Wahyu Pratama tertangkap basah mencopet ponsel milik Holis, warga Depok dan Rahmawati, warga Bogor serta Rosa di Stasiun Tanah Abang. Lima rekannya berhasil kabur naik kereta yang menuju Duri dan Bogor dengan membawa sejumlah ponsel hasil copetan.
Puluhan penumpang kereta komuter memotret wajah Wahyu. Ibu-ibu yang gemas menjambak rambutnya. Beberapa pria bahkan memukul perut, muka dan menendang punggung Wahyu. "Beraninya mencopet perempuan," ujar seorang pria.

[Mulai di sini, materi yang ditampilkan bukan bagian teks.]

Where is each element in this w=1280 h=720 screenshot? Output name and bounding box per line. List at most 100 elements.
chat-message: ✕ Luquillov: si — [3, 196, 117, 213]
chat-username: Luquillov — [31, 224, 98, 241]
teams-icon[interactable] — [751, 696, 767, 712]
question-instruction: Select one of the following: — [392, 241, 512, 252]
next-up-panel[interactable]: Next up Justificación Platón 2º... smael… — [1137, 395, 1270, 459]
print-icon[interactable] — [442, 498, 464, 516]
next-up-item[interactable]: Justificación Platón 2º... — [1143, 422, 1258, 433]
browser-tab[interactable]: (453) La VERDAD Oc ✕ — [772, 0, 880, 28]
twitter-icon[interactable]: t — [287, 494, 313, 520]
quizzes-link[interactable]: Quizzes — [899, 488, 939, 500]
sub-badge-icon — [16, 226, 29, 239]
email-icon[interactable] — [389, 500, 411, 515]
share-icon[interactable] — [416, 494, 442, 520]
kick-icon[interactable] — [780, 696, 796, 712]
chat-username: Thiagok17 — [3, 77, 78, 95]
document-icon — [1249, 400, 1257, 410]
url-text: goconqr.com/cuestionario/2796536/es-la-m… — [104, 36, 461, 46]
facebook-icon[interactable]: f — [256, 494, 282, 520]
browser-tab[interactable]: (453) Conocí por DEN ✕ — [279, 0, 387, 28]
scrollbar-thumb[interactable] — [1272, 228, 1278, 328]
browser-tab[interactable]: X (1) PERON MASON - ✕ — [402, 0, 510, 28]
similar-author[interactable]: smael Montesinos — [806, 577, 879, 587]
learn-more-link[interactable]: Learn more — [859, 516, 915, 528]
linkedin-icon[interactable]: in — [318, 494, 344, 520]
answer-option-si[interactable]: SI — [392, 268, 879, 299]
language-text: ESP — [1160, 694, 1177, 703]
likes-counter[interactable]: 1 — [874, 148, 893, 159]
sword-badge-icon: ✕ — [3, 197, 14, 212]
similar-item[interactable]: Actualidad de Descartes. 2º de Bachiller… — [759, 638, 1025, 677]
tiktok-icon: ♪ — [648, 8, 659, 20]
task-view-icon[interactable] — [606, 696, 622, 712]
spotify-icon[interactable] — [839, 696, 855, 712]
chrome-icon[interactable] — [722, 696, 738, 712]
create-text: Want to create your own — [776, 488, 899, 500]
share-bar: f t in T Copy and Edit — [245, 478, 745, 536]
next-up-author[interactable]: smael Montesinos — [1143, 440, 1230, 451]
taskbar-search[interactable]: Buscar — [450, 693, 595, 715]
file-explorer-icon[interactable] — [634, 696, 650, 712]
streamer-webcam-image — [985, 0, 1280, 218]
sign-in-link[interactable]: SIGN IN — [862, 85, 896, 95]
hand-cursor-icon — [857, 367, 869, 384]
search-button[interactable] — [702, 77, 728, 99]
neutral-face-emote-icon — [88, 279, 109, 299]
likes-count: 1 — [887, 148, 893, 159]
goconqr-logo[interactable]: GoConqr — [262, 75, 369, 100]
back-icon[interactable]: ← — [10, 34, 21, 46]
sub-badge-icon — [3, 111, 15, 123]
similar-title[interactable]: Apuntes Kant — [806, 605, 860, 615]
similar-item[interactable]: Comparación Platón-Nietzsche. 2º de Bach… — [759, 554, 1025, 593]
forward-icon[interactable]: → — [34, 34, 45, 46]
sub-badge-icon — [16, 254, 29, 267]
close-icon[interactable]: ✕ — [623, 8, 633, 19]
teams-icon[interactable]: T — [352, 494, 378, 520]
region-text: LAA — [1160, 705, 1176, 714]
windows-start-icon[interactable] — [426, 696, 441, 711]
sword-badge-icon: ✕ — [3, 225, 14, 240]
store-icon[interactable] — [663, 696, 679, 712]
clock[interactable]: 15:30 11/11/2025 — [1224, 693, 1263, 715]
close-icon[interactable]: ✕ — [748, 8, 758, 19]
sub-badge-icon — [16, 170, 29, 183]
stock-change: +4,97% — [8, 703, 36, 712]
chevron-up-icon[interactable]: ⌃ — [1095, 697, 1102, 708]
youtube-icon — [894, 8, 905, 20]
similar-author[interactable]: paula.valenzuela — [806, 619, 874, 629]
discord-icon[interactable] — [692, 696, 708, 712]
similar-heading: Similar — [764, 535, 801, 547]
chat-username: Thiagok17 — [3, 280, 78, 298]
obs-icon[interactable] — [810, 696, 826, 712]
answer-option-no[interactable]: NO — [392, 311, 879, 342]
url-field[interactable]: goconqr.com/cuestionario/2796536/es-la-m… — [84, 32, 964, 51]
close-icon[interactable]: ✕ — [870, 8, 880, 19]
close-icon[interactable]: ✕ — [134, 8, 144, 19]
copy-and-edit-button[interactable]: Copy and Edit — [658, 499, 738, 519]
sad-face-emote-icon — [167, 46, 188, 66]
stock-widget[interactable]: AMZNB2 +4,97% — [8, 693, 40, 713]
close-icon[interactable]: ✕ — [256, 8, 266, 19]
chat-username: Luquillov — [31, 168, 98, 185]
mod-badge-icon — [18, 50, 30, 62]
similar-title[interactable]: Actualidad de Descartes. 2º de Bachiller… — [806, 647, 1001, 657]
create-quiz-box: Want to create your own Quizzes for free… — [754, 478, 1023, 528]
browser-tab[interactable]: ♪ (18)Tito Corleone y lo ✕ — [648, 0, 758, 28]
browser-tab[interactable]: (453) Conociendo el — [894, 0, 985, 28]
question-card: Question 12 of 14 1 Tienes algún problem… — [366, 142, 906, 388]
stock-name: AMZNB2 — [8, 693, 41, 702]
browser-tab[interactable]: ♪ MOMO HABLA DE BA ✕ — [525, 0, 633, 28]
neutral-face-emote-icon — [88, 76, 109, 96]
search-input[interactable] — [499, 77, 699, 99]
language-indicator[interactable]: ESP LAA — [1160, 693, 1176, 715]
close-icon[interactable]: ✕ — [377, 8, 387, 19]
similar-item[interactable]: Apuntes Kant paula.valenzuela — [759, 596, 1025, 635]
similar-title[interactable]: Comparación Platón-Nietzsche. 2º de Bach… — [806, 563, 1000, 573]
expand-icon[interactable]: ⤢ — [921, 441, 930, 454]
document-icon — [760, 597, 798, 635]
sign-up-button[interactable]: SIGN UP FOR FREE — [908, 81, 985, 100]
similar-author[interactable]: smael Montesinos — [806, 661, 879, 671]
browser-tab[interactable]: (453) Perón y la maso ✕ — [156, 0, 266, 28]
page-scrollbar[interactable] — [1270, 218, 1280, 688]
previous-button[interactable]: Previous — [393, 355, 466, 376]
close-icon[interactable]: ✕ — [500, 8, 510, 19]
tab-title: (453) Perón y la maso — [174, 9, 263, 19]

Setelah itu, Wahyu dan tiga perempuan yang jadi korban, naik kereta komuter dibawa ke Stasiun Manggarai. Di dalam ruangan, celana Wahyu dilucuti hingga tinggal pakaian dalam. Suara pukulan dan tendangan oleh petugas keamanan stasiun terdengar dari luar. Bak buk bak buk.
Mereka menginterogasi Wahyu untuk menanyakan nama dan alamat komplotannya. "Mereka kita tangani di sini, biar ada efek jera. Kalau dibawa ke polisi, percuma, akhirnya dilepas," kata Kapten Marinir Dede Putra, Wakil Komandan Satuan Tugas Pengamanan Kereta Api Commuter Jabodetabek.
Memang, beberapa kali pencopet diserahkan ke kantor polisi untuk diproses lebih lanjut. Namun karena dianggap pencurian ringan akhirnya dilepas. "Bahkan ada polisi yang meminta penumpang yang jadi korban mencabut laporannya," kata seorang petugas KAI.
Dari interogasi kepada pencopet yang tertangkap, petugas berniat memburu komplotan pencuri itu. Suara rintihan terdengar dari ruang interogasi di Stasiun Manggarai.
Wahyu menggelepar di lantai. "Dia cuma pura-pura saja kalau asmanya kambuh. Kasih minum lagi," kata seorang petugas, satu jam menjelang waktu berbuka puasa pada Rabu petang lalu.